A lot of other companies will also sell you and me a lot of stuff online. The National Retail Federation expects U.S. online retail sales to grow 8%-to-12% annually, up to three times higher than the average growth rate of the entire retail sector.
Income investors have a tough time participating in e-commerce growth. But if you know where to look, you can participate in e-commerce growth and collect dividends that produce a 5.3% yield.
An e-commerce sale, though occurring in cyberspace, must be fulfilled at a physical location. This is where STAG Industrial (STAG), an industrial REIT that owns 314 buildings across 37 states, comes in.
The majority of STAG’s properties are composed of standalone warehouses and distribution centers. STAG’s average building size is around 209,000 square feet, which ranks second among its REIT peers. Size matters for attracting large distributors, e-commerce or otherwise.
Most of STAG’s properties are located in secondary markets (those outside New York, Chicago, Los Angeles, and other major metropolitan areas).
STAG targets secondary markets for a reason: These markets generally provide less rent volatility and equivalent occupancy rates compared to primary industrial property markets. STAG’s occupancy rate — at 94.7% — for its entire portfolio backs its strategy of favoring the secondary over the primary.
STAG has ample opportunity to grow its warehousing empire. The market for warehouses and distribution centers is valued at over $1 trillion.
Property ownership is highly fragmented, with the largest owner controlling less than 3% of the market. STAG’s stated goal is 25% annual portfolio growth, mostly through acquisitions. The goal has so far been accomplished.
As for the dividend, it, too, grows. Since its 2011 initial public offering, STAG has increased the dividend at a 6% average annual rate. STAG pays $0.117 per share each month. That sums to $1.40 per share annually. As I write, the dividend yields 5.3%.
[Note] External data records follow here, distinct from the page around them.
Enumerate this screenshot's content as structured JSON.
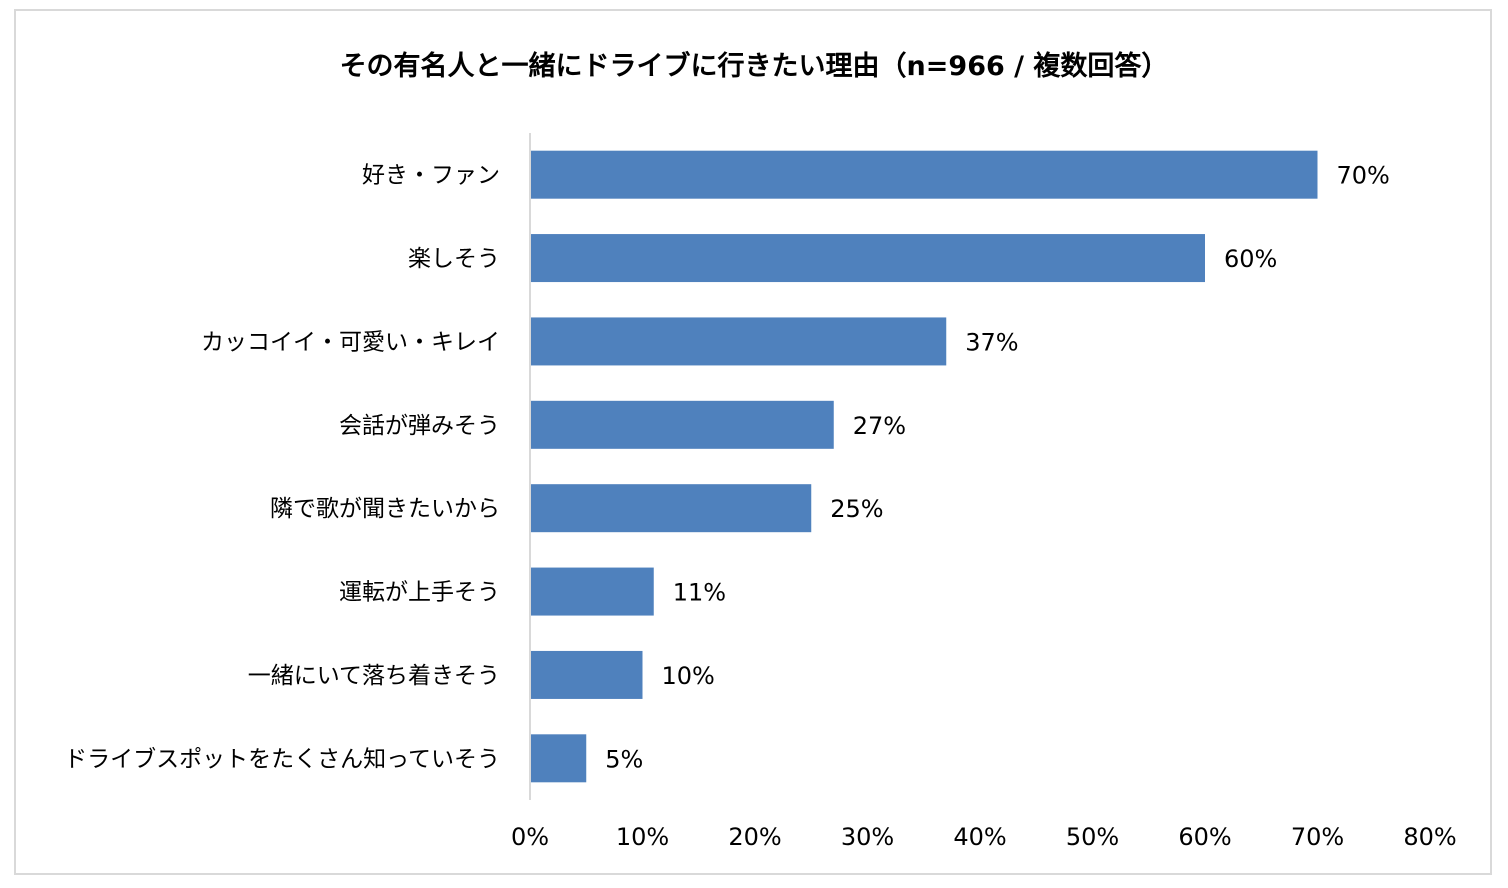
{
  "chart_data": {
    "type": "bar",
    "orientation": "horizontal",
    "title": "その有名人と一緒にドライブに行きたい理由（n=966 / 複数回答）",
    "categories": [
      "好き・ファン",
      "楽しそう",
      "カッコイイ・可愛い・キレイ",
      "会話が弾みそう",
      "隣で歌が聞きたいから",
      "運転が上手そう",
      "一緒にいて落ち着きそう",
      "ドライブスポットをたくさん知っていそう"
    ],
    "values": [
      70,
      60,
      37,
      27,
      25,
      11,
      10,
      5
    ],
    "data_labels": [
      "70%",
      "60%",
      "37%",
      "27%",
      "25%",
      "11%",
      "10%",
      "5%"
    ],
    "xlim": [
      0,
      80
    ],
    "x_ticks": [
      0,
      10,
      20,
      30,
      40,
      50,
      60,
      70,
      80
    ],
    "x_tick_labels": [
      "0%",
      "10%",
      "20%",
      "30%",
      "40%",
      "50%",
      "60%",
      "70%",
      "80%"
    ],
    "xlabel": "",
    "ylabel": "",
    "grid": false,
    "legend": "none",
    "bar_color": "#4f81bd"
  }
}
The dividend also has ample opportunity to grow, because the dividend is easily covered by funds from operations (FFO). STAG reported first-quarter FFO of $0.42 per share, which beat expectations by a penny.
The dividend consumes $0.35 per share of that FFO per quarter. The increase in FFO enhances STAG's ability to pay the dividend; the lower payout ratio enhances STAG’s ability to raise the dividend.
Yes, e-commerce growth has been impressive, and it will continue to impress through the remainder of the decade. For most income investors, e-commerce growth has been meaningless. That is, until now: STAG Industrial enables income investors to get a piece of the e-commerce action.